Maire-info
Le quotidien d’information des élus locaux
Édition du mardi 10 octobre 2023
Grand âge

Personnes âgées : 60 % des établissements et services à domicile en difficultés financières

L'Association des directeurs au service des personnes âgées (AD-PA) tape du poing sur la table en désignant les départements « où il ne fait pas bon vieillir », et dénonce la hausse insuffisante du budget versé par certains départements. 

Par Emmanuelle Stroesser

L'association épingle sept départements (1) n'ayant revalorisé le budget versé aux établissements et services à domicile que de 1 à 3 %. Loin du minima estimé nécessaire de + 6 %, soit le taux de l'inflation. À l'inverse, elle donne un satisfecit à sept autres conseils départementaux, expressément cités comme « responsables », pour avoir appliqué une hausse de 5 à 6 %. La hausse pour certains n'est que de 5 %, mais l'association salue le fait que dans ces deux cas (dans les Pyrénées-Orientales ou la métropole de Lyon), les élus aient pris une seconde délibération, pour revenir sur leur première décision et relever de 2 à 5 % la revalorisation de leur financement, suite à un échange avec les professionnels.

Du déni à la maltraitance

« Quand on augmente un budget de 1 %, on condamne une structure à baisser son budget de 5 %. C'est mathématique », explique Pascal Champvert, le président de l'AD-PA. Ce qui implique de réduire les dépenses, et donc les prestations, d'alimentation, ou de personnel. « Fort heureusement, à notre demande et celle d'autres organisations professionnelles, les directeurs de ces structures ont massivement refusé de couper dans leurs budgets et de compter les biscottes comme chez Orpéa », assure Pascal Champvert. Avec pour autre conséquence, également mathématique, que leurs déficits se creusent. Or certaines structures étaient déjà « à l'os ». 

À raison d'un prix plancher de 23 euros (le socle que le conseil départemental est censé financer pour l'APA), comment s'en sortir quand le « bon »  tarif serait entre 31 à 33 euros, interpellent les professionnels ? 

Outre les difficultés budgétaires, le secteur souffre d'un taux de maladie professionnelle et d'accidents du travail « le plus élevé », « du double de celui du BTP »  rappelle l'AD-PA.  

Le manque de rattrapage des coûts de l'inflation ne fait qu'alimenter le cercle vicieux, selon l'association, d'une dégradation des conditions de travail et de services du secteur. Le problème est « profond et structurel ». Il n'est surtout pas nouveau. 

Dans le cadre du projet de loi de financement de la Sécurité sociale 2024 (PLFSS), le gouvernement propose de « faire évoluer »  le mode de financement des Ehpad, « à partir de 2025 » , pour « les départements volontaires », selon une formule encore assez floue et complexe, comme souvent en terme de tarification... Les professionnels attendent eux, toujours, une « grande prestation autonomie basée sur la solidarité nationale », seule à même de « développer l’emploi dans le secteur et de mieux accompagner et mieux solvabiliser les personnes âgées et leurs familles ».  

Fin juillet, la Première ministre a annoncé 100 millions d'euros en faveur des Ehpad et services à domicile en difficulté, à la suite de la parution du rapport Pires Beaune (2).
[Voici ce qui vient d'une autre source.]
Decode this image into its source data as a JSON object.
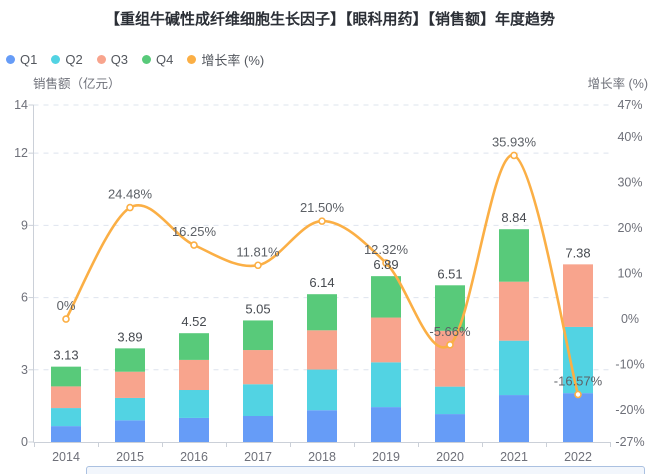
{
  "title": "【重组牛碱性成纤维细胞生长因子】【眼科用药】【销售额】年度趋势",
  "legend": {
    "items": [
      {
        "label": "Q1",
        "color": "#669cf7"
      },
      {
        "label": "Q2",
        "color": "#52d3e3"
      },
      {
        "label": "Q3",
        "color": "#f8a48d"
      },
      {
        "label": "Q4",
        "color": "#58ca7a"
      },
      {
        "label": "增长率 (%)",
        "color": "#fbaf45"
      }
    ]
  },
  "chart_data": {
    "type": "bar",
    "subtype": "stacked-bars-with-growth-line",
    "categories": [
      "2014",
      "2015",
      "2016",
      "2017",
      "2018",
      "2019",
      "2020",
      "2021",
      "2022"
    ],
    "series": [
      {
        "name": "Q1",
        "type": "bar",
        "stack": true,
        "color": "#669cf7",
        "values": [
          0.66,
          0.9,
          1.0,
          1.08,
          1.32,
          1.45,
          1.16,
          1.95,
          2.03
        ]
      },
      {
        "name": "Q2",
        "type": "bar",
        "stack": true,
        "color": "#52d3e3",
        "values": [
          0.75,
          0.93,
          1.16,
          1.32,
          1.69,
          1.86,
          1.14,
          2.26,
          2.75
        ]
      },
      {
        "name": "Q3",
        "type": "bar",
        "stack": true,
        "color": "#f8a48d",
        "values": [
          0.9,
          1.09,
          1.25,
          1.42,
          1.63,
          1.86,
          2.32,
          2.45,
          2.6
        ]
      },
      {
        "name": "Q4",
        "type": "bar",
        "stack": true,
        "color": "#58ca7a",
        "values": [
          0.82,
          0.97,
          1.11,
          1.23,
          1.5,
          1.72,
          1.89,
          2.18,
          0
        ]
      },
      {
        "name": "增长率 (%)",
        "type": "line",
        "yaxis": "right",
        "color": "#fbaf45",
        "smooth": true,
        "values": [
          0,
          24.48,
          16.25,
          11.81,
          21.5,
          12.32,
          -5.66,
          35.93,
          -16.57
        ],
        "labels": [
          "0%",
          "24.48%",
          "16.25%",
          "11.81%",
          "21.50%",
          "12.32%",
          "-5.66%",
          "35.93%",
          "-16.57%"
        ]
      }
    ],
    "bar_totals": {
      "values": [
        3.13,
        3.89,
        4.52,
        5.05,
        6.14,
        6.89,
        6.51,
        8.84,
        7.38
      ],
      "labels": [
        "3.13",
        "3.89",
        "4.52",
        "5.05",
        "6.14",
        "6.89",
        "6.51",
        "8.84",
        "7.38"
      ]
    },
    "left_axis": {
      "name": "销售额（亿元）",
      "min": 0,
      "max": 14,
      "ticks": [
        {
          "value": 14,
          "label": "14"
        },
        {
          "value": 12,
          "label": "12"
        },
        {
          "value": 9,
          "label": "9"
        },
        {
          "value": 6,
          "label": "6"
        },
        {
          "value": 3,
          "label": "3"
        },
        {
          "value": 0,
          "label": "0"
        }
      ]
    },
    "right_axis": {
      "name": "增长率 (%)",
      "min": -27,
      "max": 47,
      "ticks": [
        {
          "value": 47,
          "label": "47%"
        },
        {
          "value": 40,
          "label": "40%"
        },
        {
          "value": 30,
          "label": "30%"
        },
        {
          "value": 20,
          "label": "20%"
        },
        {
          "value": 10,
          "label": "10%"
        },
        {
          "value": 0,
          "label": "0%"
        },
        {
          "value": -10,
          "label": "-10%"
        },
        {
          "value": -20,
          "label": "-20%"
        },
        {
          "value": -27,
          "label": "-27%"
        }
      ]
    },
    "grid": {
      "horizontal_dashed": true,
      "color": "#dee4ee"
    },
    "style_colors": {
      "axis_line": "#cbd0d8",
      "tick_label": "#6e7079",
      "axis_name": "#6e7079",
      "total_label": "#464a50",
      "growth_label": "#5c6066",
      "background": "#ffffff"
    }
  },
  "datazoom": {
    "visible": true,
    "fill": "#f2f6fc",
    "border": "#abc1e1"
  }
}
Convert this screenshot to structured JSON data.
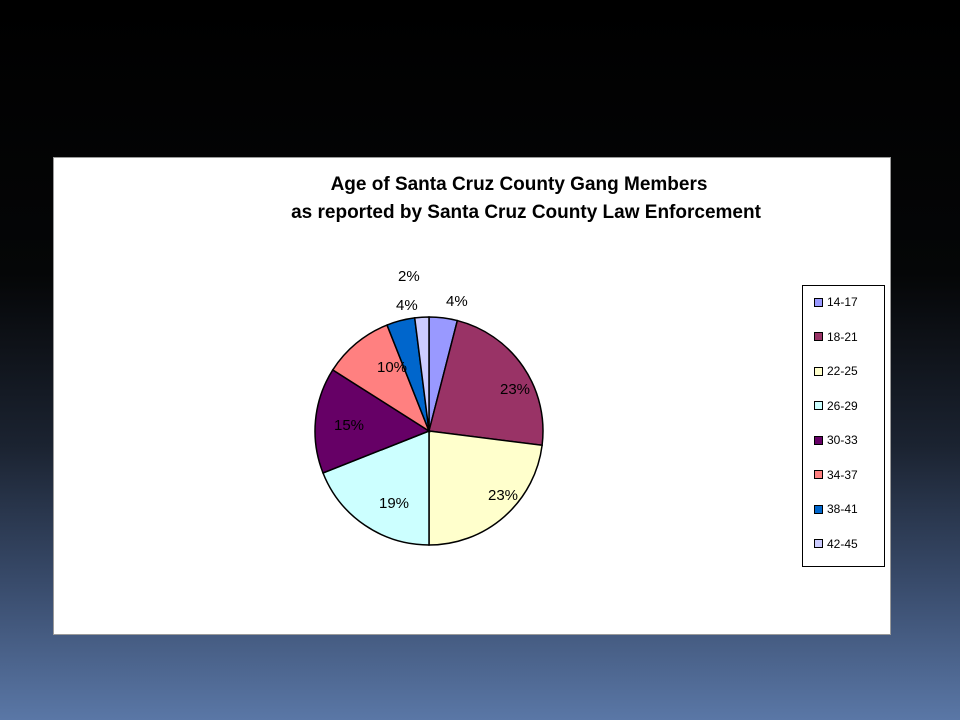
{
  "chart_data": {
    "type": "pie",
    "title": "Age of Santa Cruz County Gang Members",
    "subtitle": "as reported by Santa Cruz County Law Enforcement",
    "categories": [
      "14-17",
      "18-21",
      "22-25",
      "26-29",
      "30-33",
      "34-37",
      "38-41",
      "42-45"
    ],
    "values": [
      4,
      23,
      23,
      19,
      15,
      10,
      4,
      2
    ],
    "labels": [
      "4%",
      "23%",
      "23%",
      "19%",
      "15%",
      "10%",
      "4%",
      "2%"
    ],
    "colors": [
      "#9999ff",
      "#993366",
      "#ffffcc",
      "#ccffff",
      "#660066",
      "#ff8080",
      "#0066cc",
      "#ccccff"
    ],
    "legend_position": "right"
  }
}
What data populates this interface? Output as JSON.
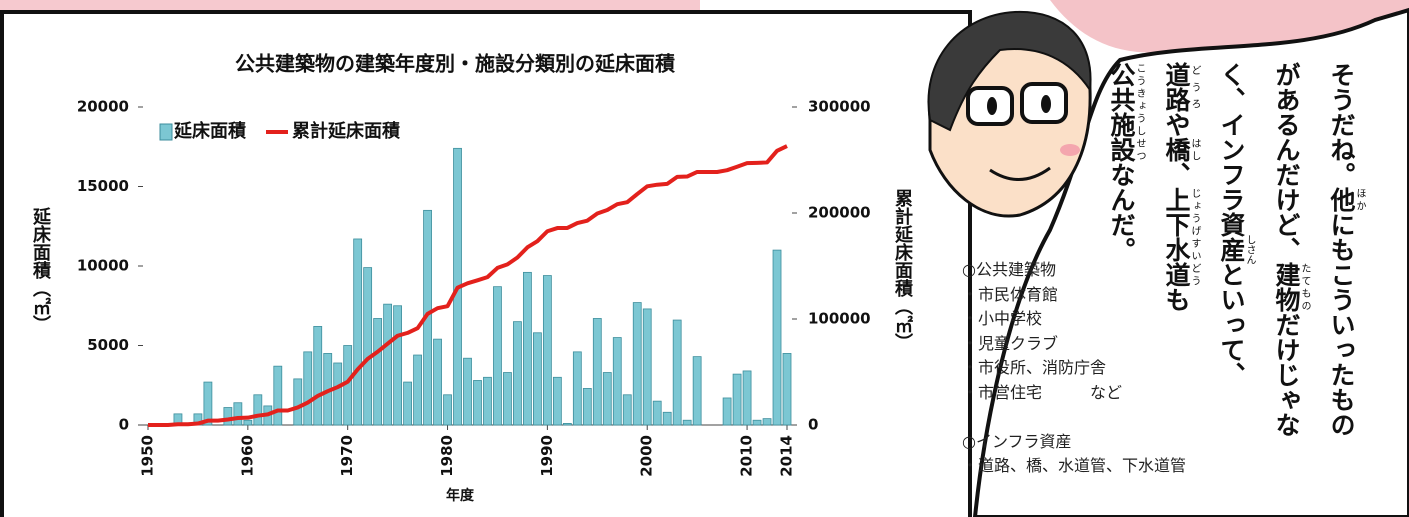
{
  "chart_data": {
    "type": "bar",
    "title": "公共建築物の建築年度別・施設分類別の延床面積",
    "y_label": "延床面積（㎡）",
    "y2_label": "累計延床面積（㎡）",
    "x_label": "年度",
    "x": [
      1950,
      1951,
      1952,
      1953,
      1954,
      1955,
      1956,
      1957,
      1958,
      1959,
      1960,
      1961,
      1962,
      1963,
      1964,
      1965,
      1966,
      1967,
      1968,
      1969,
      1970,
      1971,
      1972,
      1973,
      1974,
      1975,
      1976,
      1977,
      1978,
      1979,
      1980,
      1981,
      1982,
      1983,
      1984,
      1985,
      1986,
      1987,
      1988,
      1989,
      1990,
      1991,
      1992,
      1993,
      1994,
      1995,
      1996,
      1997,
      1998,
      1999,
      2000,
      2001,
      2002,
      2003,
      2004,
      2005,
      2006,
      2007,
      2008,
      2009,
      2010,
      2011,
      2012,
      2013,
      2014
    ],
    "series": [
      {
        "name": "延床面積",
        "color": "#7cc7d3",
        "values": [
          0,
          0,
          0,
          700,
          0,
          700,
          2700,
          0,
          1100,
          1400,
          300,
          1900,
          1200,
          3700,
          0,
          2900,
          4600,
          6200,
          4500,
          3900,
          5000,
          11700,
          9900,
          6700,
          7600,
          7500,
          2700,
          4400,
          13500,
          5400,
          1900,
          17400,
          4200,
          2800,
          3000,
          8700,
          3300,
          6500,
          9600,
          5800,
          9400,
          3000,
          100,
          4600,
          2300,
          6700,
          3300,
          5500,
          1900,
          7700,
          7300,
          1500,
          800,
          6600,
          300,
          4300,
          0,
          0,
          1700,
          3200,
          3400,
          300,
          400,
          11000,
          4500
        ]
      },
      {
        "name": "累計延床面積",
        "color": "#e3211c",
        "axis": "y2",
        "values": [
          0,
          0,
          0,
          700,
          700,
          1400,
          4100,
          4100,
          5200,
          6600,
          6900,
          8800,
          10000,
          13700,
          13700,
          16600,
          21200,
          27400,
          31900,
          35800,
          40800,
          52500,
          62400,
          69100,
          76700,
          84200,
          86900,
          91300,
          104800,
          110200,
          112100,
          129500,
          133700,
          136500,
          139500,
          148200,
          151500,
          158000,
          167600,
          173400,
          182800,
          185800,
          185900,
          190500,
          192800,
          199500,
          202800,
          208300,
          210200,
          217900,
          225200,
          226700,
          227500,
          234100,
          234400,
          238700,
          238700,
          238700,
          240400,
          243600,
          247000,
          247300,
          247700,
          258700,
          263200
        ]
      }
    ],
    "xlim": [
      1949.5,
      2014.5
    ],
    "xticks": [
      1950,
      1960,
      1970,
      1980,
      1990,
      2000,
      2010,
      2014
    ],
    "ylim": [
      0,
      20000
    ],
    "yticks": [
      0,
      5000,
      10000,
      15000,
      20000
    ],
    "y2lim": [
      0,
      300000
    ],
    "y2ticks": [
      0,
      100000,
      200000,
      300000
    ]
  },
  "speech": {
    "columns": [
      [
        {
          "text": "そうだね。"
        },
        {
          "text": "他",
          "ruby": "ほか"
        },
        {
          "text": "にもこういったもの"
        }
      ],
      [
        {
          "text": "があるんだけど、"
        },
        {
          "text": "建物",
          "ruby": "たてもの"
        },
        {
          "text": "だけじゃな"
        }
      ],
      [
        {
          "text": "く、インフラ資"
        },
        {
          "text": "産",
          "ruby": "しさん"
        },
        {
          "text": "といって、"
        }
      ],
      [
        {
          "text": "道路",
          "ruby": "どうろ"
        },
        {
          "text": "や"
        },
        {
          "text": "橋",
          "ruby": "はし"
        },
        {
          "text": "、"
        },
        {
          "text": "上下水道",
          "ruby": "じょうげすいどう"
        },
        {
          "text": "も"
        }
      ],
      [
        {
          "text": "公共施設",
          "ruby": "こうきょうしせつ"
        },
        {
          "text": "なんだ。"
        }
      ]
    ]
  },
  "list": [
    "○公共建築物",
    "・市民体育館",
    "・小中学校",
    "・児童クラブ",
    "・市役所、消防庁舎",
    "・市営住宅　　　など",
    "",
    "○インフラ資産",
    "・道路、橋、水道管、下水道管"
  ]
}
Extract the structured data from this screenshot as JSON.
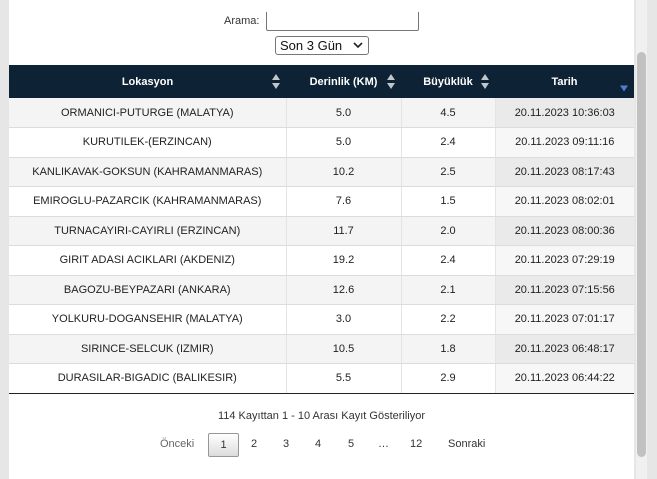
{
  "search": {
    "label": "Arama:",
    "value": ""
  },
  "range_select": {
    "selected": "Son 3 Gün"
  },
  "table": {
    "headers": [
      "Lokasyon",
      "Derinlik (KM)",
      "Büyüklük",
      "Tarih"
    ],
    "rows": [
      [
        "ORMANICI-PUTURGE (MALATYA)",
        "5.0",
        "4.5",
        "20.11.2023 10:36:03"
      ],
      [
        "KURUTILEK-(ERZINCAN)",
        "5.0",
        "2.4",
        "20.11.2023 09:11:16"
      ],
      [
        "KANLIKAVAK-GOKSUN (KAHRAMANMARAS)",
        "10.2",
        "2.5",
        "20.11.2023 08:17:43"
      ],
      [
        "EMIROGLU-PAZARCIK (KAHRAMANMARAS)",
        "7.6",
        "1.5",
        "20.11.2023 08:02:01"
      ],
      [
        "TURNACAYIRI-CAYIRLI (ERZINCAN)",
        "11.7",
        "2.0",
        "20.11.2023 08:00:36"
      ],
      [
        "GIRIT ADASI ACIKLARI (AKDENIZ)",
        "19.2",
        "2.4",
        "20.11.2023 07:29:19"
      ],
      [
        "BAGOZU-BEYPAZARI (ANKARA)",
        "12.6",
        "2.1",
        "20.11.2023 07:15:56"
      ],
      [
        "YOLKURU-DOGANSEHIR (MALATYA)",
        "3.0",
        "2.2",
        "20.11.2023 07:01:17"
      ],
      [
        "SIRINCE-SELCUK (IZMIR)",
        "10.5",
        "1.8",
        "20.11.2023 06:48:17"
      ],
      [
        "DURASILAR-BIGADIC (BALIKESIR)",
        "5.5",
        "2.9",
        "20.11.2023 06:44:22"
      ]
    ]
  },
  "info": "114 Kayıttan 1 - 10 Arası Kayıt Gösteriliyor",
  "pagination": {
    "prev": "Önceki",
    "pages": [
      "1",
      "2",
      "3",
      "4",
      "5",
      "…",
      "12"
    ],
    "current": "1",
    "next": "Sonraki"
  },
  "colors": {
    "header_bg": "#0d2235",
    "sort_active": "#4a7fd4"
  }
}
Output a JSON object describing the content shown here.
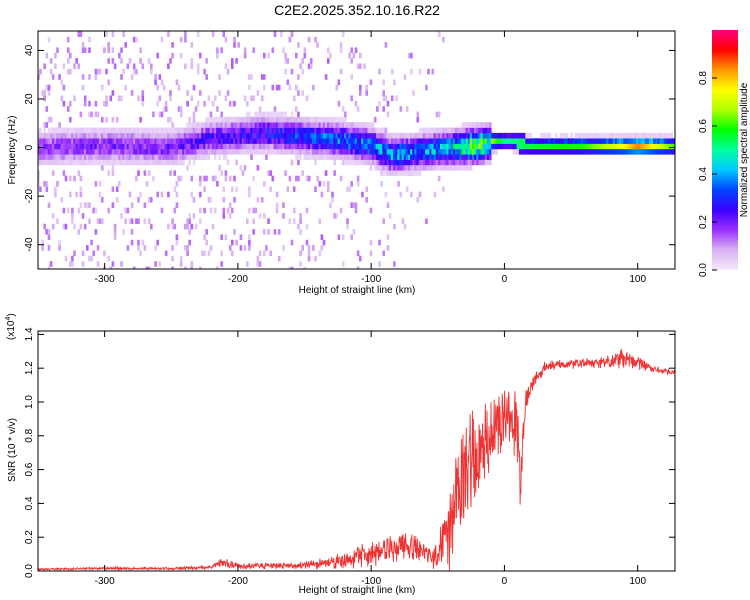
{
  "title": "C2E2.2025.352.10.16.R22",
  "chart_data": [
    {
      "type": "heatmap",
      "title": "",
      "xlabel": "Height of straight line (km)",
      "ylabel": "Frequency (Hz)",
      "xlim": [
        -350,
        128
      ],
      "ylim": [
        -50,
        48
      ],
      "x_ticks": [
        "-300",
        "-200",
        "-100",
        "0",
        "100"
      ],
      "x_tick_values": [
        -300,
        -200,
        -100,
        0,
        100
      ],
      "y_ticks": [
        "-40",
        "-20",
        "0",
        "20",
        "40"
      ],
      "y_tick_values": [
        -40,
        -20,
        0,
        20,
        40
      ],
      "colorbar": {
        "label": "Normalized spectral amplitude",
        "range": [
          0,
          1
        ],
        "ticks": [
          "0.0",
          "0.2",
          "0.4",
          "0.6",
          "0.8"
        ],
        "tick_values": [
          0.0,
          0.2,
          0.4,
          0.6,
          0.8
        ],
        "colors": [
          "#f4e8fb",
          "#d9b3f2",
          "#9b30ff",
          "#3a00ff",
          "#0044ff",
          "#00c8ff",
          "#00ffa0",
          "#00ff00",
          "#b0ff00",
          "#ffff00",
          "#ff9900",
          "#ff0000",
          "#ff0080"
        ]
      },
      "description_points": {
        "center_frequency_hz": [
          [
            -350,
            0
          ],
          [
            -300,
            1
          ],
          [
            -250,
            0
          ],
          [
            -220,
            4
          ],
          [
            -200,
            5
          ],
          [
            -180,
            6
          ],
          [
            -160,
            5
          ],
          [
            -140,
            4
          ],
          [
            -120,
            3
          ],
          [
            -100,
            1
          ],
          [
            -85,
            -3
          ],
          [
            -70,
            -2
          ],
          [
            -55,
            -1
          ],
          [
            -40,
            0
          ],
          [
            -20,
            1
          ],
          [
            0,
            3
          ],
          [
            20,
            1
          ],
          [
            60,
            1
          ],
          [
            100,
            1
          ],
          [
            128,
            1
          ]
        ],
        "peak_amplitude": [
          [
            -350,
            0.22
          ],
          [
            -300,
            0.24
          ],
          [
            -250,
            0.24
          ],
          [
            -220,
            0.3
          ],
          [
            -200,
            0.32
          ],
          [
            -160,
            0.38
          ],
          [
            -140,
            0.42
          ],
          [
            -120,
            0.45
          ],
          [
            -100,
            0.48
          ],
          [
            -80,
            0.5
          ],
          [
            -60,
            0.48
          ],
          [
            -40,
            0.55
          ],
          [
            -20,
            0.85
          ],
          [
            0,
            0.5
          ],
          [
            20,
            0.55
          ],
          [
            60,
            0.6
          ],
          [
            90,
            0.75
          ],
          [
            100,
            0.85
          ],
          [
            128,
            0.6
          ]
        ]
      }
    },
    {
      "type": "line",
      "title": "",
      "xlabel": "Height of straight line (km)",
      "ylabel": "SNR (10 * v/v)",
      "y_scale_label": "(x10",
      "y_scale_exp": "4",
      "y_scale_close": ")",
      "xlim": [
        -350,
        128
      ],
      "ylim": [
        0,
        1.42
      ],
      "x_ticks": [
        "-300",
        "-200",
        "-100",
        "0",
        "100"
      ],
      "x_tick_values": [
        -300,
        -200,
        -100,
        0,
        100
      ],
      "y_ticks": [
        "0.0",
        "0.2",
        "0.4",
        "0.6",
        "0.8",
        "1.0",
        "1.2",
        "1.4"
      ],
      "y_tick_values": [
        0,
        0.2,
        0.4,
        0.6,
        0.8,
        1.0,
        1.2,
        1.4
      ],
      "series": [
        {
          "name": "SNR",
          "color": "#ee3333",
          "envelope_x": [
            -350,
            -300,
            -250,
            -220,
            -212,
            -200,
            -160,
            -140,
            -120,
            -100,
            -90,
            -75,
            -60,
            -55,
            -50,
            -45,
            -40,
            -35,
            -30,
            -25,
            -20,
            -15,
            -10,
            -5,
            0,
            5,
            10,
            12,
            14,
            16,
            20,
            25,
            30,
            40,
            60,
            80,
            90,
            100,
            110,
            128
          ],
          "envelope_y": [
            0.01,
            0.015,
            0.015,
            0.02,
            0.05,
            0.03,
            0.03,
            0.04,
            0.06,
            0.1,
            0.12,
            0.15,
            0.12,
            0.08,
            0.1,
            0.2,
            0.3,
            0.45,
            0.55,
            0.6,
            0.65,
            0.75,
            0.8,
            0.85,
            0.9,
            0.95,
            0.85,
            0.45,
            0.8,
            1.0,
            1.1,
            1.15,
            1.2,
            1.22,
            1.23,
            1.24,
            1.26,
            1.23,
            1.2,
            1.17
          ],
          "noise_amp": [
            0.005,
            0.008,
            0.008,
            0.01,
            0.03,
            0.02,
            0.02,
            0.03,
            0.06,
            0.08,
            0.09,
            0.08,
            0.07,
            0.06,
            0.12,
            0.2,
            0.3,
            0.35,
            0.35,
            0.35,
            0.3,
            0.25,
            0.2,
            0.2,
            0.22,
            0.2,
            0.3,
            0.2,
            0.1,
            0.08,
            0.05,
            0.04,
            0.04,
            0.03,
            0.03,
            0.04,
            0.07,
            0.04,
            0.02,
            0.02
          ]
        }
      ]
    }
  ]
}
Des commissions départementales exceptionnelles, pilotées par les ARS, vont être installées pour examiner ces situations. À la demande de l’AMF, la ministre des Solidarités et des Familles a souhaité qu’un représentant de l’association départementale de maires soit systématiquement associé. Si l'AD-PA salue la « démarche » , elle ne se fait guère d'illusion sur la probabilité que cette « goutte d'eau »  suffise, rapportée au nombre d'établissements et services en difficulté, estimé à 60 %.  Elle s'inquiète surtout que les départements les plus vertueux n'en récupèrent aucune goutte… Il s’agit également d’une crainte exprimée par les maires ayant voté des subventions d’équilibre au profit de leur CCAS afin de compenser les difficultés financières de leurs Ehpad. Ceux-ci n’apparaitront plus comme étant en difficulté mais le restent. 

(1) Alpes-de-Haute-Provence, Hautes-Alpes, Moselle, Oise, Yvelines, Vienne, Hauts-de-Seine.
(2) du nom de la députée du Puy-de-Dôme, Christine Pires Beaune, auteur du rapport Garantir la prise en charge des personnes âgées en établissement.